Pundits (and analysts) may see a pattern emerging of traditional partners being less involved in cloud projects, but that is due to a few factors. One is that traditional partners are sales agents only – like in the insurance business. Another factor is that the traditional channel partner is aging out, which brings us to the current crop of M&A transactions whereby MSPs, masters and agents are merging or selling off bases. With that level of M&A activity, the partners are spending more time cleaning up their business for an exit than learning how to get involved in a cloud marketplace.

I will add that the cloud marketplaces I have dealt with have done a really poor job of explaining what is involved and what they really offer. It is often pictured as Affiliate Marketing from the early 2000’s when everyone had a CJ and Linkshare account. Anyone who is an Amazon affiliate will tell you how much that has paid out over the years.

When I read the pundits predictions, I look at the investor filings of the cloud communications providers and see that over half the big deals are coming from the channel – and realize pundits just talk to hear their own voices.
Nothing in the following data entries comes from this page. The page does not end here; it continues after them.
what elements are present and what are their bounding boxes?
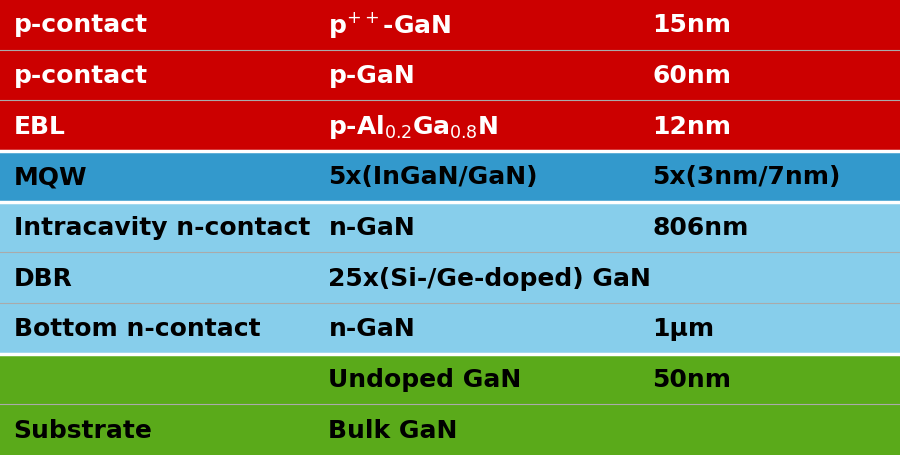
Text: 5x(InGaN/GaN): 5x(InGaN/GaN) (328, 165, 538, 189)
Text: Undoped GaN: Undoped GaN (328, 367, 522, 391)
Bar (0, 101, 900, 152)
Text: 12nm: 12nm (652, 114, 732, 138)
Text: p-contact: p-contact (14, 13, 148, 37)
Text: p$^{++}$-GaN: p$^{++}$-GaN (328, 10, 452, 40)
Text: Substrate: Substrate (14, 418, 152, 442)
Bar (0, 202, 900, 253)
Bar (0, 354, 900, 404)
Text: Intracavity n-contact: Intracavity n-contact (14, 216, 310, 239)
Text: n-GaN: n-GaN (328, 216, 415, 239)
Bar (0, 0, 900, 51)
Text: Bottom n-contact: Bottom n-contact (14, 317, 260, 341)
Bar (0, 253, 900, 303)
Bar (0, 303, 900, 354)
Bar (0, 152, 900, 202)
Text: n-GaN: n-GaN (328, 317, 415, 341)
Text: p-Al$_{0.2}$Ga$_{0.8}$N: p-Al$_{0.2}$Ga$_{0.8}$N (328, 112, 499, 140)
Text: 15nm: 15nm (652, 13, 732, 37)
Text: DBR: DBR (14, 266, 72, 290)
Bar (0, 51, 900, 101)
Text: Bulk GaN: Bulk GaN (328, 418, 458, 442)
Text: 50nm: 50nm (652, 367, 732, 391)
Text: 1μm: 1μm (652, 317, 715, 341)
Text: 806nm: 806nm (652, 216, 749, 239)
Text: 25x(Si-/Ge-doped) GaN: 25x(Si-/Ge-doped) GaN (328, 266, 652, 290)
Bar (0, 404, 900, 455)
Text: p-GaN: p-GaN (328, 64, 415, 88)
Text: 60nm: 60nm (652, 64, 732, 88)
Text: 5x(3nm/7nm): 5x(3nm/7nm) (652, 165, 841, 189)
Text: p-contact: p-contact (14, 64, 148, 88)
Text: EBL: EBL (14, 114, 66, 138)
Text: MQW: MQW (14, 165, 87, 189)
Thanks and have a nice day.

The (Sales) Conversation

When a prospect calls you to say that they are replacing their PBX, that sets the stage for a conversation. Most of those conversations will be about a cloud PBX (UCaaS) replacement service. That might be the wrong way to go.

It would be better for the Buyer and the Partner if the conversation were about a clean slate. Design the communications system from scratch.

What are they using now? Not just what PBX and options, but what apps.

  • Are they using Zoom, Webex, or Slack?
  • Are they a Microsoft shop?
  • What CRM do you use?
  • What other software runs their business? ServiceNow? Zendesk? etc.
  • How do they hold meetings?
  • Do they want a meeting transcript?
  • What messaging or chat do employees use?
  • Do they have an audio bridge?
  • Do they utilize Dropbox or other file share?
  • How do they sync and backup files?
  • How do they collaborate on files with team members?
  • How do they engage their customers? IVR? Web chat?
  • Are they looking for some self-service options?
  • Are social networks in play (omni-channel)?
  • Do they have a call center?
  • Is there a department that receives a lot of calls or makes a lot of calls?

If you start from scratch and build a system, the solution will be better for the Buyer. It doesn’t become “Here are 3 very similar UCaaS offers, which price do you like?” It becomes about outcomes.